The aim of this PhD is to examine whether and why existing services are valued differently from new services holding everything else equal. This can be explored by framing an unfamiliar service as either new or existing. It can also be explored by altering the way in which the status quo is included in the DCE. DCE tasks can be framed as a choice between the status quo and new services, or between a range of services, which include the status quo, and no service. Qualitative research will be used to better understand participants’ decision making under the different frames. Qualitative research is also used alongside a DCE valuing a familiar good such as scale and polish in order to better understand why individuals place a high value on these services even when controlling for important attributes of that service. The thesis will draw on behavioural economics to better understand the mechanisms how valuations may differ and suggest ways to adjust WTP estimates if appropriate.

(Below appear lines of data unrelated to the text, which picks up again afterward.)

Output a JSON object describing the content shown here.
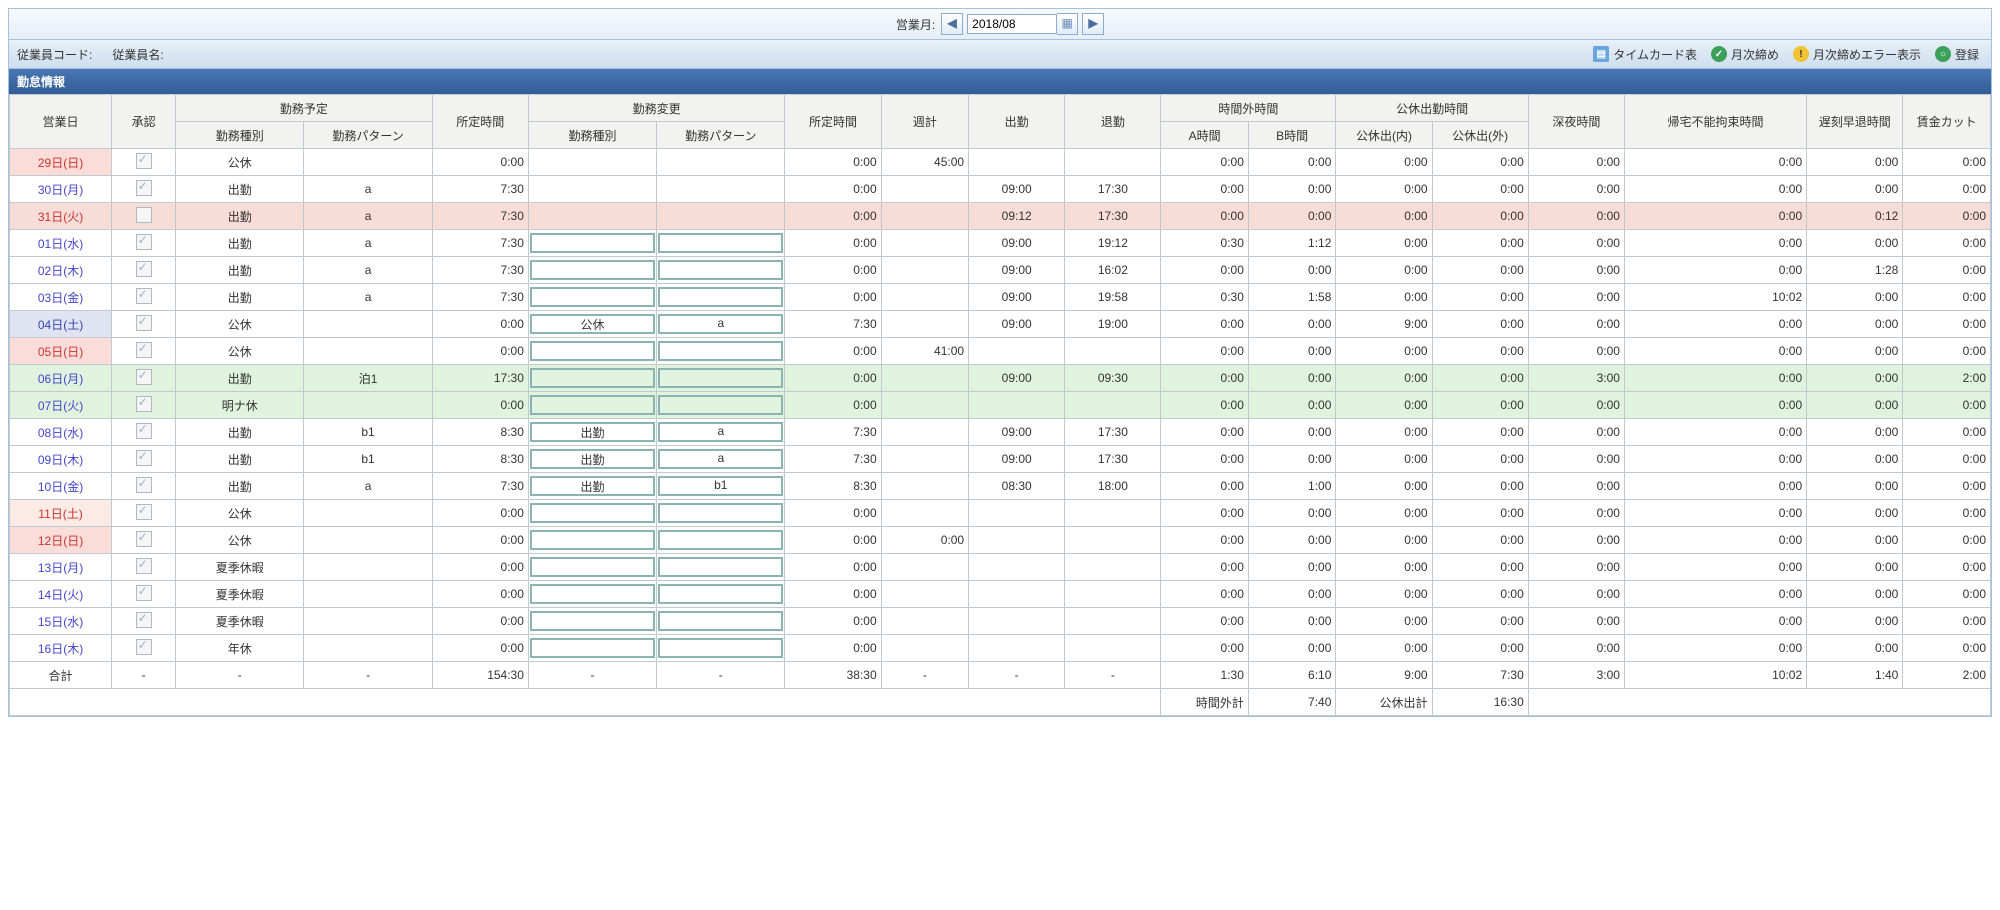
{
  "top": {
    "label": "営業月:",
    "month": "2018/08"
  },
  "sub": {
    "empcode": "従業員コード:",
    "empname": "従業員名:",
    "btn_timecard": "タイムカード表",
    "btn_monthly": "月次締め",
    "btn_err": "月次締めエラー表示",
    "btn_reg": "登録"
  },
  "title": "勤怠情報",
  "hdr": {
    "date": "営業日",
    "ok": "承認",
    "plan": "勤務予定",
    "plan1": "勤務種別",
    "plan2": "勤務パターン",
    "fix1": "所定時間",
    "chg": "勤務変更",
    "chg1": "勤務種別",
    "chg2": "勤務パターン",
    "fix2": "所定時間",
    "week": "週計",
    "in": "出勤",
    "out": "退勤",
    "ot": "時間外時間",
    "otA": "A時間",
    "otB": "B時間",
    "hol": "公休出勤時間",
    "holI": "公休出(内)",
    "holO": "公休出(外)",
    "night": "深夜時間",
    "nogo": "帰宅不能拘束時間",
    "late": "遅刻早退時間",
    "cut": "賃金カット"
  },
  "rows": [
    {
      "date": "29日(日)",
      "cls": "d-sun",
      "ck": 1,
      "type": "公休",
      "pat": "",
      "fix": "0:00",
      "cin": 0,
      "c1": "",
      "c2": "",
      "fix2": "0:00",
      "week": "45:00",
      "in": "",
      "out": "",
      "a": "0:00",
      "b": "0:00",
      "hi": "0:00",
      "ho": "0:00",
      "ng": "0:00",
      "nogo": "0:00",
      "late": "0:00",
      "cut": "0:00"
    },
    {
      "date": "30日(月)",
      "cls": "d-blue",
      "ck": 1,
      "type": "出勤",
      "pat": "a",
      "fix": "7:30",
      "cin": 0,
      "c1": "",
      "c2": "",
      "fix2": "0:00",
      "week": "",
      "in": "09:00",
      "out": "17:30",
      "a": "0:00",
      "b": "0:00",
      "hi": "0:00",
      "ho": "0:00",
      "ng": "0:00",
      "nogo": "0:00",
      "late": "0:00",
      "cut": "0:00"
    },
    {
      "date": "31日(火)",
      "cls": "d-red",
      "row": "hl-pink",
      "ck": 0,
      "type": "出勤",
      "pat": "a",
      "fix": "7:30",
      "cin": 0,
      "c1": "",
      "c2": "",
      "fix2": "0:00",
      "week": "",
      "in": "09:12",
      "out": "17:30",
      "a": "0:00",
      "b": "0:00",
      "hi": "0:00",
      "ho": "0:00",
      "ng": "0:00",
      "nogo": "0:00",
      "late": "0:12",
      "cut": "0:00"
    },
    {
      "date": "01日(水)",
      "cls": "d-blue",
      "ck": 1,
      "type": "出勤",
      "pat": "a",
      "fix": "7:30",
      "cin": 1,
      "c1": "",
      "c2": "",
      "fix2": "0:00",
      "week": "",
      "in": "09:00",
      "out": "19:12",
      "a": "0:30",
      "b": "1:12",
      "hi": "0:00",
      "ho": "0:00",
      "ng": "0:00",
      "nogo": "0:00",
      "late": "0:00",
      "cut": "0:00"
    },
    {
      "date": "02日(木)",
      "cls": "d-blue",
      "ck": 1,
      "type": "出勤",
      "pat": "a",
      "fix": "7:30",
      "cin": 1,
      "c1": "",
      "c2": "",
      "fix2": "0:00",
      "week": "",
      "in": "09:00",
      "out": "16:02",
      "a": "0:00",
      "b": "0:00",
      "hi": "0:00",
      "ho": "0:00",
      "ng": "0:00",
      "nogo": "0:00",
      "late": "1:28",
      "cut": "0:00"
    },
    {
      "date": "03日(金)",
      "cls": "d-blue",
      "ck": 1,
      "type": "出勤",
      "pat": "a",
      "fix": "7:30",
      "cin": 1,
      "c1": "",
      "c2": "",
      "fix2": "0:00",
      "week": "",
      "in": "09:00",
      "out": "19:58",
      "a": "0:30",
      "b": "1:58",
      "hi": "0:00",
      "ho": "0:00",
      "ng": "0:00",
      "nogo": "10:02",
      "late": "0:00",
      "cut": "0:00"
    },
    {
      "date": "04日(土)",
      "cls": "d-sat",
      "ck": 1,
      "type": "公休",
      "pat": "",
      "fix": "0:00",
      "cin": 1,
      "c1": "公休",
      "c2": "a",
      "fix2": "7:30",
      "week": "",
      "in": "09:00",
      "out": "19:00",
      "a": "0:00",
      "b": "0:00",
      "hi": "9:00",
      "ho": "0:00",
      "ng": "0:00",
      "nogo": "0:00",
      "late": "0:00",
      "cut": "0:00"
    },
    {
      "date": "05日(日)",
      "cls": "d-sun",
      "ck": 1,
      "type": "公休",
      "pat": "",
      "fix": "0:00",
      "cin": 1,
      "c1": "",
      "c2": "",
      "fix2": "0:00",
      "week": "41:00",
      "in": "",
      "out": "",
      "a": "0:00",
      "b": "0:00",
      "hi": "0:00",
      "ho": "0:00",
      "ng": "0:00",
      "nogo": "0:00",
      "late": "0:00",
      "cut": "0:00"
    },
    {
      "date": "06日(月)",
      "cls": "d-blue",
      "row": "hl-green",
      "ck": 1,
      "type": "出勤",
      "pat": "泊1",
      "fix": "17:30",
      "cin": 1,
      "c1": "",
      "c2": "",
      "fix2": "0:00",
      "week": "",
      "in": "09:00",
      "out": "09:30",
      "a": "0:00",
      "b": "0:00",
      "hi": "0:00",
      "ho": "0:00",
      "ng": "3:00",
      "nogo": "0:00",
      "late": "0:00",
      "cut": "2:00"
    },
    {
      "date": "07日(火)",
      "cls": "d-blue",
      "row": "hl-green",
      "ck": 1,
      "type": "明ナ休",
      "pat": "",
      "fix": "0:00",
      "cin": 1,
      "c1": "",
      "c2": "",
      "fix2": "0:00",
      "week": "",
      "in": "",
      "out": "",
      "a": "0:00",
      "b": "0:00",
      "hi": "0:00",
      "ho": "0:00",
      "ng": "0:00",
      "nogo": "0:00",
      "late": "0:00",
      "cut": "0:00"
    },
    {
      "date": "08日(水)",
      "cls": "d-blue",
      "ck": 1,
      "type": "出勤",
      "pat": "b1",
      "fix": "8:30",
      "cin": 1,
      "c1": "出勤",
      "c2": "a",
      "fix2": "7:30",
      "week": "",
      "in": "09:00",
      "out": "17:30",
      "a": "0:00",
      "b": "0:00",
      "hi": "0:00",
      "ho": "0:00",
      "ng": "0:00",
      "nogo": "0:00",
      "late": "0:00",
      "cut": "0:00"
    },
    {
      "date": "09日(木)",
      "cls": "d-blue",
      "ck": 1,
      "type": "出勤",
      "pat": "b1",
      "fix": "8:30",
      "cin": 1,
      "c1": "出勤",
      "c2": "a",
      "fix2": "7:30",
      "week": "",
      "in": "09:00",
      "out": "17:30",
      "a": "0:00",
      "b": "0:00",
      "hi": "0:00",
      "ho": "0:00",
      "ng": "0:00",
      "nogo": "0:00",
      "late": "0:00",
      "cut": "0:00"
    },
    {
      "date": "10日(金)",
      "cls": "d-blue",
      "ck": 1,
      "type": "出勤",
      "pat": "a",
      "fix": "7:30",
      "cin": 1,
      "c1": "出勤",
      "c2": "b1",
      "fix2": "8:30",
      "week": "",
      "in": "08:30",
      "out": "18:00",
      "a": "0:00",
      "b": "1:00",
      "hi": "0:00",
      "ho": "0:00",
      "ng": "0:00",
      "nogo": "0:00",
      "late": "0:00",
      "cut": "0:00"
    },
    {
      "date": "11日(土)",
      "cls": "d-red",
      "row": "hl-sat",
      "ck": 1,
      "type": "公休",
      "pat": "",
      "fix": "0:00",
      "cin": 1,
      "c1": "",
      "c2": "",
      "fix2": "0:00",
      "week": "",
      "in": "",
      "out": "",
      "a": "0:00",
      "b": "0:00",
      "hi": "0:00",
      "ho": "0:00",
      "ng": "0:00",
      "nogo": "0:00",
      "late": "0:00",
      "cut": "0:00"
    },
    {
      "date": "12日(日)",
      "cls": "d-sun",
      "ck": 1,
      "type": "公休",
      "pat": "",
      "fix": "0:00",
      "cin": 1,
      "c1": "",
      "c2": "",
      "fix2": "0:00",
      "week": "0:00",
      "in": "",
      "out": "",
      "a": "0:00",
      "b": "0:00",
      "hi": "0:00",
      "ho": "0:00",
      "ng": "0:00",
      "nogo": "0:00",
      "late": "0:00",
      "cut": "0:00"
    },
    {
      "date": "13日(月)",
      "cls": "d-blue",
      "ck": 1,
      "type": "夏季休暇",
      "pat": "",
      "fix": "0:00",
      "cin": 1,
      "c1": "",
      "c2": "",
      "fix2": "0:00",
      "week": "",
      "in": "",
      "out": "",
      "a": "0:00",
      "b": "0:00",
      "hi": "0:00",
      "ho": "0:00",
      "ng": "0:00",
      "nogo": "0:00",
      "late": "0:00",
      "cut": "0:00"
    },
    {
      "date": "14日(火)",
      "cls": "d-blue",
      "ck": 1,
      "type": "夏季休暇",
      "pat": "",
      "fix": "0:00",
      "cin": 1,
      "c1": "",
      "c2": "",
      "fix2": "0:00",
      "week": "",
      "in": "",
      "out": "",
      "a": "0:00",
      "b": "0:00",
      "hi": "0:00",
      "ho": "0:00",
      "ng": "0:00",
      "nogo": "0:00",
      "late": "0:00",
      "cut": "0:00"
    },
    {
      "date": "15日(水)",
      "cls": "d-blue",
      "ck": 1,
      "type": "夏季休暇",
      "pat": "",
      "fix": "0:00",
      "cin": 1,
      "c1": "",
      "c2": "",
      "fix2": "0:00",
      "week": "",
      "in": "",
      "out": "",
      "a": "0:00",
      "b": "0:00",
      "hi": "0:00",
      "ho": "0:00",
      "ng": "0:00",
      "nogo": "0:00",
      "late": "0:00",
      "cut": "0:00"
    },
    {
      "date": "16日(木)",
      "cls": "d-blue",
      "ck": 1,
      "type": "年休",
      "pat": "",
      "fix": "0:00",
      "cin": 1,
      "c1": "",
      "c2": "",
      "fix2": "0:00",
      "week": "",
      "in": "",
      "out": "",
      "a": "0:00",
      "b": "0:00",
      "hi": "0:00",
      "ho": "0:00",
      "ng": "0:00",
      "nogo": "0:00",
      "late": "0:00",
      "cut": "0:00"
    }
  ],
  "total": {
    "label": "合計",
    "fix": "154:30",
    "fix2": "38:30",
    "a": "1:30",
    "b": "6:10",
    "hi": "9:00",
    "ho": "7:30",
    "ng": "3:00",
    "nogo": "10:02",
    "late": "1:40",
    "cut": "2:00"
  },
  "tot2": {
    "otlabel": "時間外計",
    "ot": "7:40",
    "hollabel": "公休出計",
    "hol": "16:30"
  }
}
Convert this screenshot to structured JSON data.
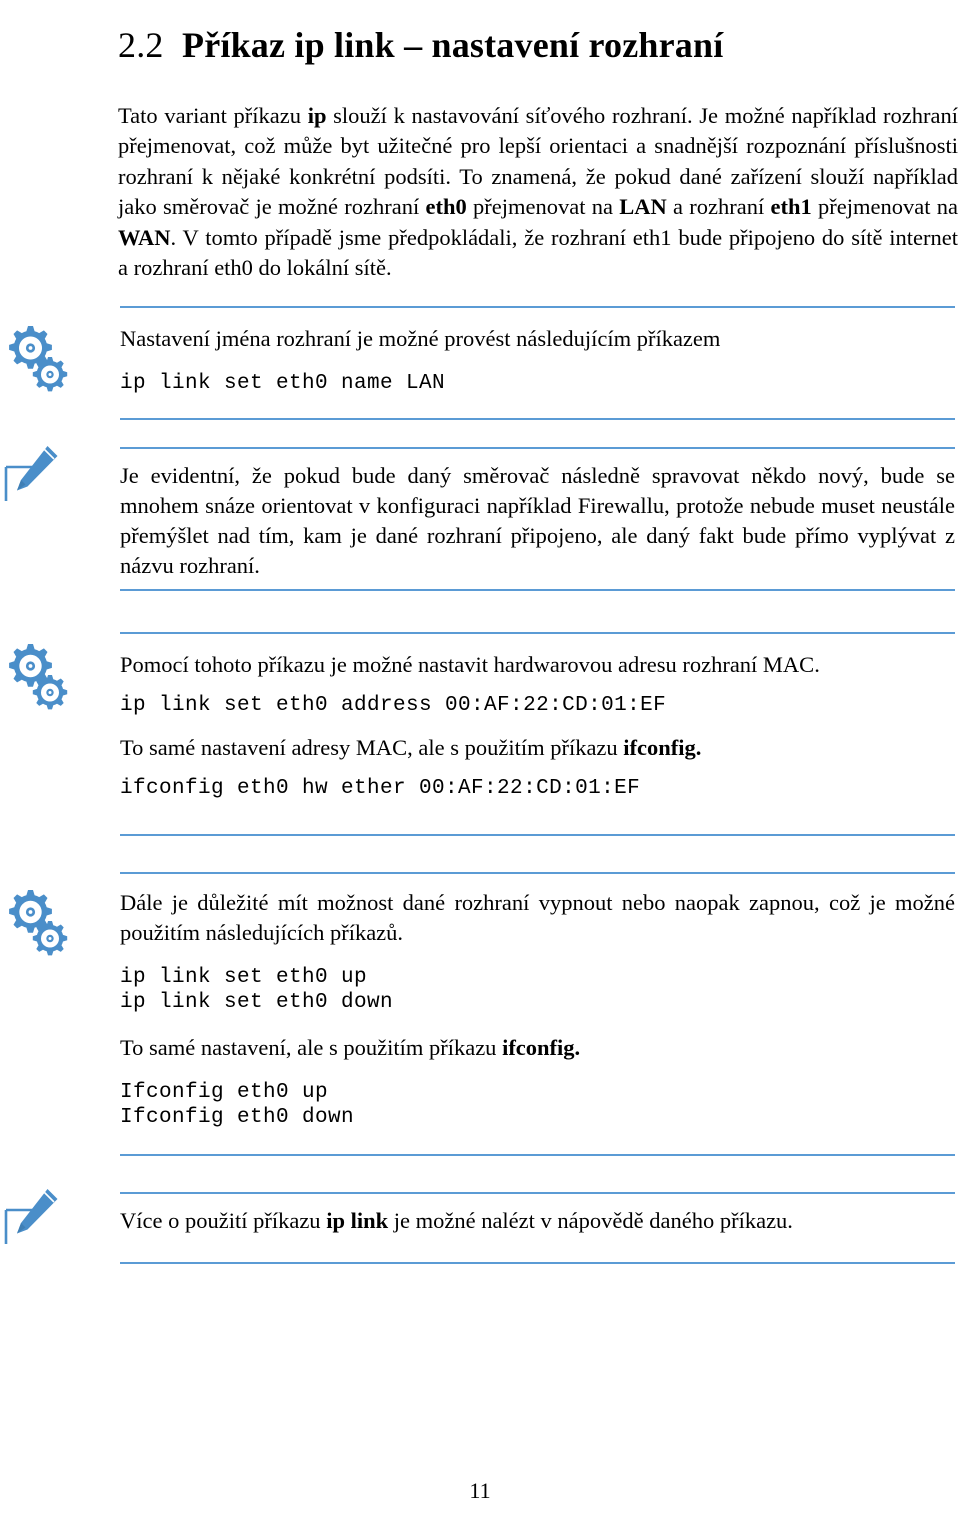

This studentship is based in the Health Economics Research Unit (HERU) at the University of Aberdeen. HERU is one of the leading units in health economics and is internationally recognised as a centre of excellence for preference elicitation including DCEs. The studentship is suitable for candidates with an honours degree (or equivalent) in economics or related discipline.

APPLICATION PROCEDURE:
This project is advertised in relation to the research areas of APPLIED HEALTH SCIENCE. Formal applications can be completed online: https://www.abdn.ac.uk/pgap/login.php. You should apply for Degree of Doctor of Philosophy in Applied Health Science, to ensure that your application is passed to the correct person for processing.

NOTE CLEARLY THE NAME OF THE SUPERVISOR AND EXACT PROJECT TITLE ON THE APPLICATION FORM.

Candidates should contact the lead supervisor to discuss the project in advance of submitting an application, as supervisors will be expected to provide a letter of support for suitable applicants. Candidates will be informed after the application deadline if they have been shortlisted for interview.

Funding Notes

This project is part of a competition funded by the Institute of Applied Health Sciences. Full funding is available to UK/EU candidates only. Overseas candidates can apply for this studentship but will have to find additional funding to cover the difference between overseas and home fees (approximately £15,680 per annum).

Candidates should have (or expect to achieve) a minimum of a First Class Honours degree in a relevant subject. Applicants with a minimum of a 2:1 Honours degree may be considered provided they have a Distinction at Masters level.